Senza tema di commettere eresie mandammo i reporters negli studi, nelle aule,
nei laboratori a sorprendere con lampi di magnesio personaggi tanto illustri
quanto riluttanti, come Severi. Amaldi, Marcello, De Marchi, Gabrielli, Nervi,
Colonnetti, Ponti, Fauser, Padre Gemelli, Smeraldi.
Se si pensa che soltanto in questi ultimi anni il giornalismo italiano ha
guadagnato " in funzione " quanto ha perduto " in
rappresentazione ", se si considera che è tanto difficile da noi torcere
il collo alla retorica e che si può essere tacciati di improntitudine se si chiede
uno scritto su tema obbligato, perché il bau bau dell'ispirazione, non è del
tutto sotterrato, si comprende meglio il significato di un lavoro che, bene o
male, era una prova di sottomissione, non certo di orgoglio.
All'intelligenza italiana non si sollecitarono sviolinate ed exploits, ma
piuttosto constatazioni, sopraluoghi, rendiconti. Tanto meglio se qualcuno
riusciva ad accendersi di fronte a una tesi, a un incontro imprevisto, a uno
spettacolo, a un dispositivo. Devo confessare sinceramente che il tempo dei
Francesco Redi e degli Algarotti, per non dire dei Galilei e dei Cattaneo è
davvero lontano. La nostra cultura è quasi tutta impastata di storia e di
oratoria. È impastata per fortuna anche di poesia. E io credo nell'acume, nella
curiorità, nell'entusiasmo dei poeti: credo nella loro capacità di
sorprendersi, di riflettere, di approfondire.
Vorrei dire, di straforo, che una delle mie ambizioni fu proprio questa:
provocare, stimolare una prosa analitica piuttosto che il solito pezzo
commemorativo, un referto e non un inno, un commento non una predica. Io sono
sicuro che se i nostri scienziati e i nostri tecnici considerassero l'esercizio
della scrittura alla stregua di un'operazione dignitosa, (una vera e propria
lima del pensiero) qual è sempre stata per Leonardo o per Cartesio, per Leon
Battista Alberti o per Maxwell, per Linneo o per Einstein, e se viceversa i
letterati e i filosofi e i critici, come hanno fatto del resto Goethe e Valery,
Hegel e Bergson, Giedion e Dewey, accogliessero, con rinnovata simpatia, le
ipotesi e i risultati del calcolo e dell'esperienza, una concordia nuova
potrebbe sorgere tra le inquietudini e le stanchezze del nostro tempo, non
voglio dire un nuovo mito. È molto probabile che questo genere di letteratura
" a comando ", questo giornalismo tecnico prenda il sopravvento sulle
pagine scritte in libertà, sulla prosa gratuita, sulla scrittura
disinteressata. Abbiamo letto in questi ultimi giorni una " memoria "
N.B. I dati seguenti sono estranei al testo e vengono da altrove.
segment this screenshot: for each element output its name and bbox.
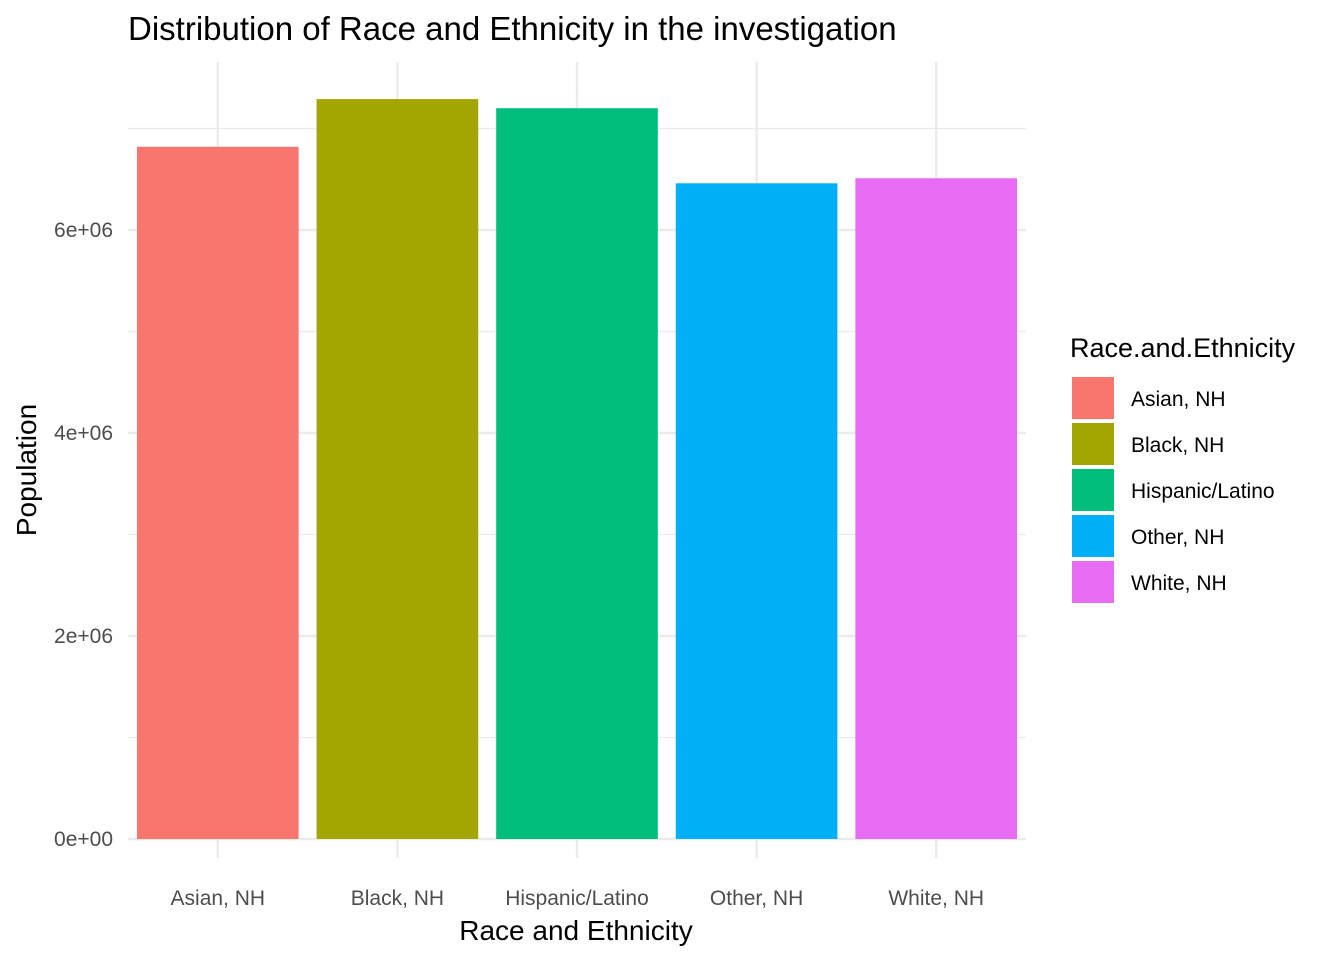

che accompagnava la relazione di un bilancio di una grande società finanziaria
belga: un saggio sull'utilizzazione delle materie prime che poteva portare una
firma celebre, ed era invece soltanto una plaquette anonima. Io aspetto il gran
giorno in cui il Regno dell'Utile sarà rinverdito dalla cultura, dalle
metafore, dall'intel1igenza. Quest'estate ho aperto qualche libro dei nostri
illuministi, l'abate Galiani, Filangieri, Verri. Mi veniva da confrontare la
nitidezza dei loro pensieri e delle loro parole alle sbavature, alla schiuma,
alla sciattezza di tanti articoli di fondo dei nostri giornaloni. Ho cercato
sempre di stimolare nei collaboratori la ricerca di un'espressione meditata: ma
c'è ancora molto cammino da percorrere per guadagnare precisione e leggerezza.
Ho rispolverato alcuni vecchi ricordi e qualche memoria di ieri. Ho voluto
pagare il mio tributo a una città adorabile, a degli amici carissimi. Per i
miei lettori di oggi, i lettori di " Civiltà delle macchine ", ho
creduto, necessario dopo quasi tre anni di sodalizio (" Civiltà delle
macchine " prese forma, appunto tra il settembre e l'ottobre del 1952)
mettere sul tavolo anche le mie carte più antiche. La nuova impresa, temeraria
e affascinante a cui mi sono votato, in questi ultimi tre anni ha successi
superiori a ogni speranza. Siamo sicuri di poter fare ancora meglio.